Group of Prof. Dr.
Group member: Sebastian Grünberg
The ability to reconstitute a pure and highly active RNA polymerase (RNAP) brought us in a position to examine the functions of single subunits of the 11-subunit Pyrococcus furiosus RNAP holo-enzyme. The holo-enzyme is composed of a 9-subunit core-enzyme, comprising the major groove and the catalytic centre, and the E’/F-heterodimer, which is the homologues to the eukaryotic Rpb7/4 subcomplex and only loosely bound to the core-enzyme.Within this project we were able to dissect the function of this subcomplex in transcription initiation.
In vitro transcription assays pointed out that under optimized conditions, the level of RNA synthesis by the core-enzyme equals the transcriptional activity of the reconstituted wild type RNAP, while lower incubation temperatures abolished the core-activity. This effect could be compensated by the addition of subunit E’. Permanganate (KMnO4)-footprinting assays revealed that the E’-induced stimulation of the transcription is based on an extension of the transcription bubble’s downstream border. Together with these results, analyses of the polII crystal structure suggest a role for E’ in closing the mobile clamp of the RNAP (Fig. 1), accompanied by the melting of the template DNA around the active centre of the RNAP and downstream of that region, respectively.

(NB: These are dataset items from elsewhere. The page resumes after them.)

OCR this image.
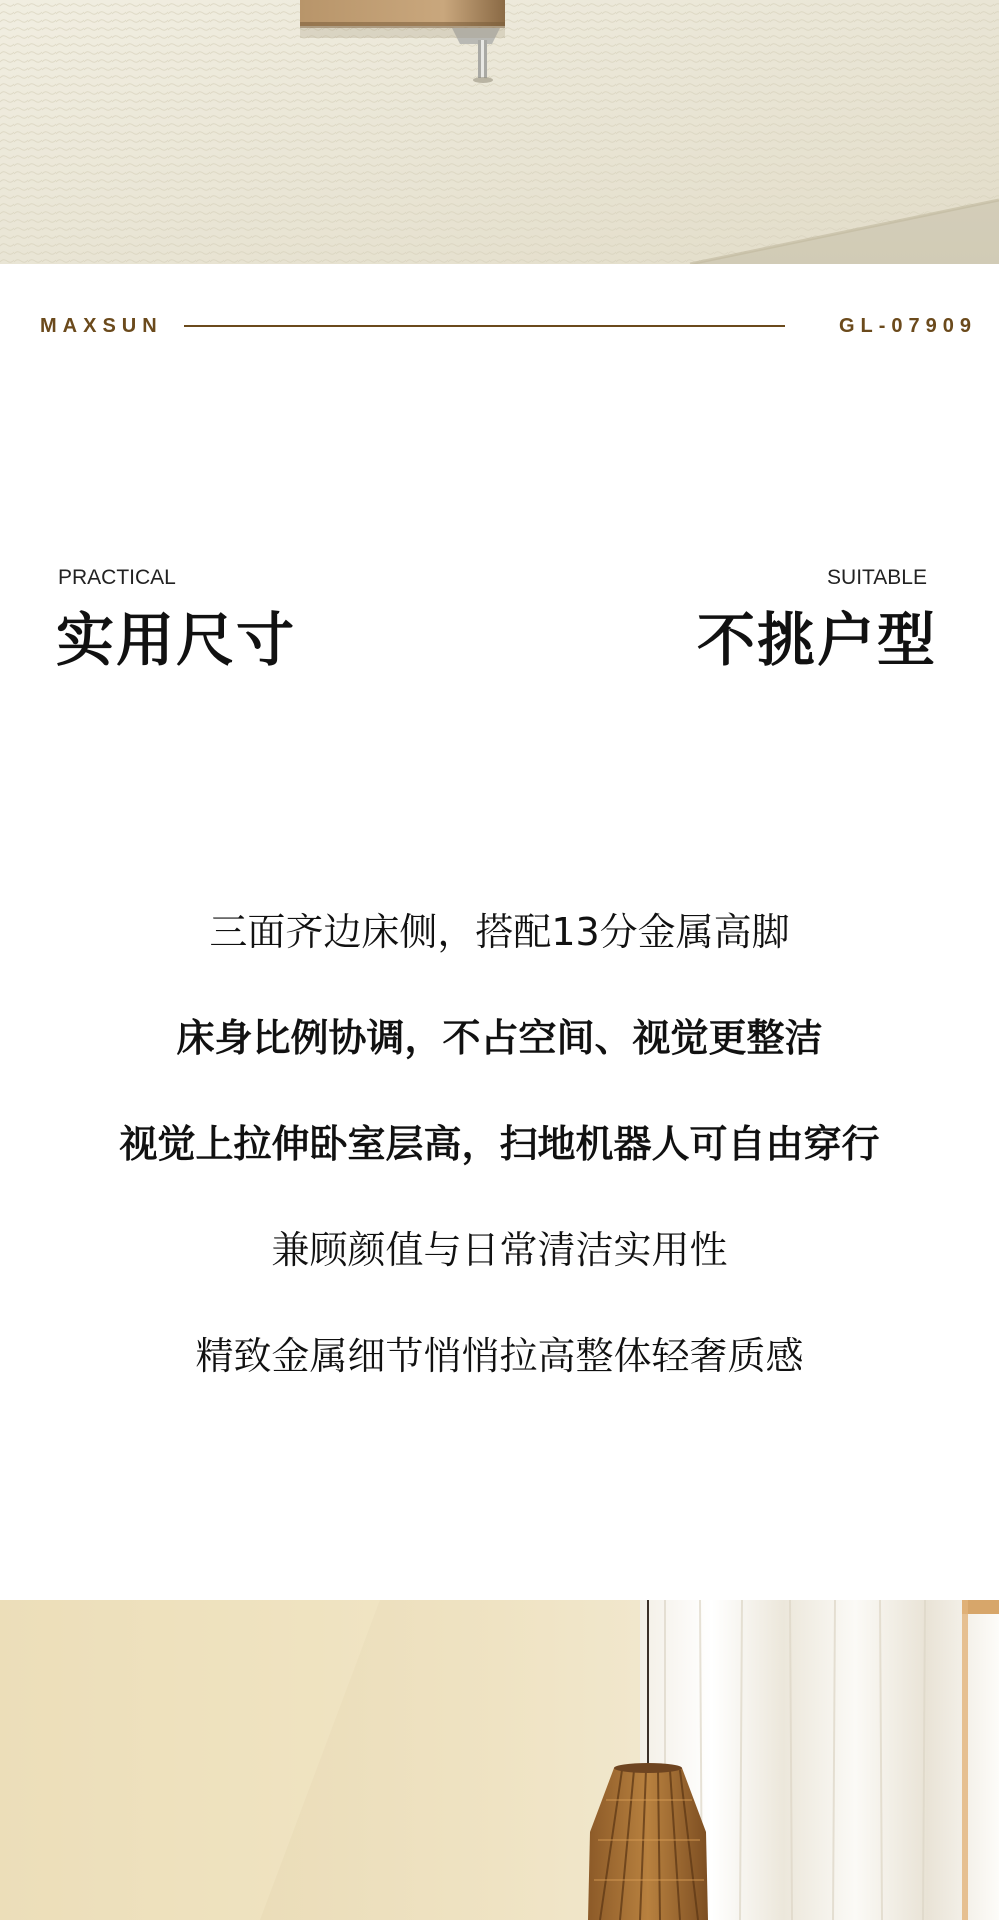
MAXSUN	GL-07909
PRACTICAL
实用尺寸
SUITABLE
不挑户型
三面齐边床侧，搭配13分金属高脚
床身比例协调，不占空间、视觉更整洁
视觉上拉伸卧室层高，扫地机器人可自由穿行
兼顾颜值与日常清洁实用性
精致金属细节悄悄拉高整体轻奢质感
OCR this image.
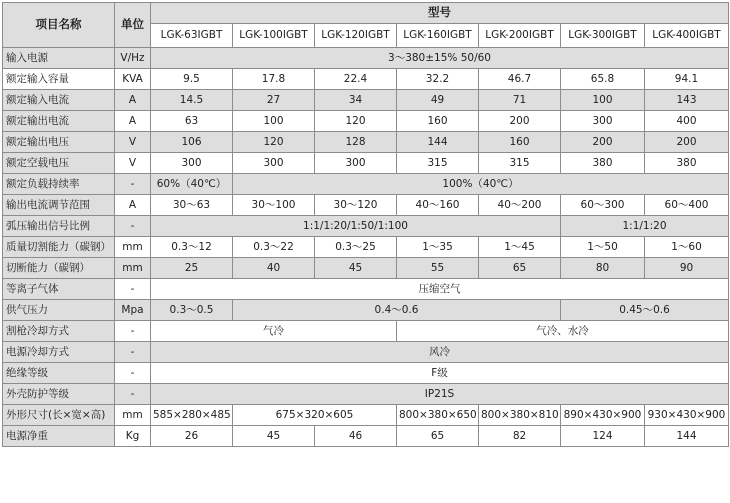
项目名称	单位	型号						
		LGK-63IGBT	LGK-100IGBT	LGK-120IGBT	LGK-160IGBT	LGK-200IGBT	LGK-300IGBT	LGK-400IGBT
输入电源	V/Hz	3～380±15% 50/60						
额定输入容量	KVA	9.5	17.8	22.4	32.2	46.7	65.8	94.1
额定输入电流	A	14.5	27	34	49	71	100	143
额定输出电流	A	63	100	120	160	200	300	400
额定输出电压	V	106	120	128	144	160	200	200
额定空载电压	V	300	300	300	315	315	380	380
额定负载持续率	-	60%（40℃）	100%（40℃）					
输出电流调节范围	A	30～63	30～100	30～120	40～160	40～200	60～300	60～400
弧压输出信号比例	-	1:1/1:20/1:50/1:100					1:1/1:20	
质量切割能力（碳钢）	mm	0.3～12	0.3～22	0.3～25	1～35	1～45	1～50	1～60
切断能力（碳钢）	mm	25	40	45	55	65	80	90
等离子气体	-	压缩空气						
供气压力	Mpa	0.3～0.5	0.4～0.6				0.45～0.6	
割枪冷却方式	-	气冷			气冷、水冷			
电源冷却方式	-	风冷						
绝缘等级	-	F级						
外壳防护等级	-	IP21S						
外形尺寸(长×宽×高)	mm	585×280×485	675×320×605		800×380×650	800×380×810	890×430×900	930×430×900
电源净重	Kg	26	45	46	65	82	124	144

Analyses of the archaeal transcription factor E (TFE), the homologue of the N-terminal domain of the general polII transcription factor E (TFIIE) alpha-subunit, revealed a dual role of this factor in initiation reactions.
First, TFE stabilizes preinitiation complexes (PICs) formed by the core-enzyme, as assayed in heparin-competition experiments. Second, TFE dramatically stimulates the E’-dependent activity of the core-enzyme. KMnO4-footprinting studies showed that this stimulation is based on the stabilization of the transcription bubble by TFE as well as an active TFE-induced opening of the DNA at the upstream border of the bubble. In cooperation with Mike Bartlett’s group (Portland State University, Portland, Oregon, USA) we were able to document direct binding of TFE to the surface-exposed non-coding strand in PICs, resulting in increased stability and further extension of the bubble.Summarizing the results mentioned above, we were able to shed new light on the process of initiation of a polII-like transcriptional machinery (Fig. 2). After core-RNAP recruitment to the promoter platform (A) a minimal open complex is formed (B). Binding of E’/F induces clamp closure, resulting in an extension of the transcription bubble towards the transcription start site (C) and this step is crucial for transcriptional activity. TFE is recruited to the PIC and interacts with the non template strand in the region upstream of the start site, accompanied by an active opening of the DNA at the upstream border of the bubble, resulting in a full open complex (D).